Shipping Industry Drafts Former IMO Emissions Chief Hughes in Campaign Against EU GHG Regulation

by Ship & Bunker News Team
Friday September 18, 2020

With the European Union's progress towards including shipping within its emissions trading system (EU-ETS) getting close to its endpoint, industry body the European Community Shipowners' Associations has published research from former International Maritime Organization (IMO) emissions chief Edmund Hughes as part of its campaign against the plan.

Draft plans from the European Commission (EC) this week showed the EU is planning to bring at least intra-EU voyages into the EU-ETS in the initial stage. 

"There should be absolutely no doubt that the industry is fully committed to decarbonisation and green energy transition," Martin Dorsman, secretary general of the ECSA, said in a statement on the organisation's website Thursday.

"Yet many questions still remain as to whether an EU market-based measure (MBM), in addition to other short and medium term measures set by the IMO, would derail the international negotiations at the IMO and revert progress already made."

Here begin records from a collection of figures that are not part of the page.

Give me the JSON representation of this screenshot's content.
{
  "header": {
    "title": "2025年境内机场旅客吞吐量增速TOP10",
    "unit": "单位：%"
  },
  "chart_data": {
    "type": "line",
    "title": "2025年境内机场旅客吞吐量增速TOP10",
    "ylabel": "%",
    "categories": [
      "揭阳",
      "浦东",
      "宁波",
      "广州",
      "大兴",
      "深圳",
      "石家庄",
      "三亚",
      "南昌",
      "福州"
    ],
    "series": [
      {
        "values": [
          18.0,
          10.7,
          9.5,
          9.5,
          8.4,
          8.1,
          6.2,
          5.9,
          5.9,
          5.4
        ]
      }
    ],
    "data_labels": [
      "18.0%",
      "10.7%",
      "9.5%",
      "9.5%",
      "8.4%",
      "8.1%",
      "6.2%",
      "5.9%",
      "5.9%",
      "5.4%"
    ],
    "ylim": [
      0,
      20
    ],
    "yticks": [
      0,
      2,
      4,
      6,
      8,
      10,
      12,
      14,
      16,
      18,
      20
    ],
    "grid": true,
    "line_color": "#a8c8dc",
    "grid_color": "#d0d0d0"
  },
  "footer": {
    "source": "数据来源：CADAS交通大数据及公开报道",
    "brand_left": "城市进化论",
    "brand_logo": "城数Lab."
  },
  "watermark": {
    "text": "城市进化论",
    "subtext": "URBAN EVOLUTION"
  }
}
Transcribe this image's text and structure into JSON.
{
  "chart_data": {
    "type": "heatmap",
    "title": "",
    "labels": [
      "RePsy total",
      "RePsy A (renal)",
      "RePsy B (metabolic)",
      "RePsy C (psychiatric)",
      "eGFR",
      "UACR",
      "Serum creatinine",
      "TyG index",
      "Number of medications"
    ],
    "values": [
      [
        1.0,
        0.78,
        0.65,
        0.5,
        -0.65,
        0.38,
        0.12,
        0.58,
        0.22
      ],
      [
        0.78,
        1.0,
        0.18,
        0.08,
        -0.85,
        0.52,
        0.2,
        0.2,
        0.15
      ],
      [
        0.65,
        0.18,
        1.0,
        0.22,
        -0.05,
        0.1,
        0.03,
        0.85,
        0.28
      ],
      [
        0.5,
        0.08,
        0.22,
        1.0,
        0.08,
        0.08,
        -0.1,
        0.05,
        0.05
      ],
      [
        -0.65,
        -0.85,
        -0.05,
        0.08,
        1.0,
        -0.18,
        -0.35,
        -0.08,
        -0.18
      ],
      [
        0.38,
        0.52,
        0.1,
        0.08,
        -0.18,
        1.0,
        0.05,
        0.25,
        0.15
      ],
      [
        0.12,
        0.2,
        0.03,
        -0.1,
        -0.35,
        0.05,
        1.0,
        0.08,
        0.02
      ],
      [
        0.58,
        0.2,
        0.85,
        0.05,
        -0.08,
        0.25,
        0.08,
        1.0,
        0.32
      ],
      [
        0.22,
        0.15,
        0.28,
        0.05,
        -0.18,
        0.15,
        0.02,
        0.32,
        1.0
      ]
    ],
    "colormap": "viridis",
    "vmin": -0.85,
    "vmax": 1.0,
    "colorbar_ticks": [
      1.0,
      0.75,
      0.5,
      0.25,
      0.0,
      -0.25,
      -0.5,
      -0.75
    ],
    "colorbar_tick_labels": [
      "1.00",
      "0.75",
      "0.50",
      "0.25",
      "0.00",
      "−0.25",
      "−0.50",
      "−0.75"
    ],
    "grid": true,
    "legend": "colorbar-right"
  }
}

The ECSA released research jointly commissioned with the International Chamber of Shipping on the potential impact of the EU-ETS extension to cover shipping. The research was written by Edmund Hughes, formerly head of air pollution and energy efficiency at the IMO and a key figure in the drafting of its initial strategy on the reduction of greenhouse gas emissions from ships.

Extending the EU-ETS "may not lead to effective reduction of GHG emissions from shipping either at the regional level or globally," Hughes wrote in the report.

"Rather, it is clear that regional action risks potential high levels of carbon leakage, whereby action by the EU results in absolute carbon emissions increasing outside the EU, in part because whatever the final scope of the scheme is, it will provide opportunities to avoid participation."

Hughes said unilateral action by the EU at the regional level could undermine the authority of the IMO's work at the global level. He also suggested the use of carbon offsets within the EU-ETS market based measure may not be effective in reducing global warming.

"In many respects a global MBM, were one to be adopted, that offers to close the competitiveness gap for the fuels and technologies needed by shipping for decarbonisation, in the fastest and most straightforward manner possible, should be the MBM adopted," Hughes said.

"It is difficult to argue that an Emission Trading System, in particular a regional one, would provide such an approach, especially when compared with a global carbon price/levy on fuel oil purchased for consumption by ships."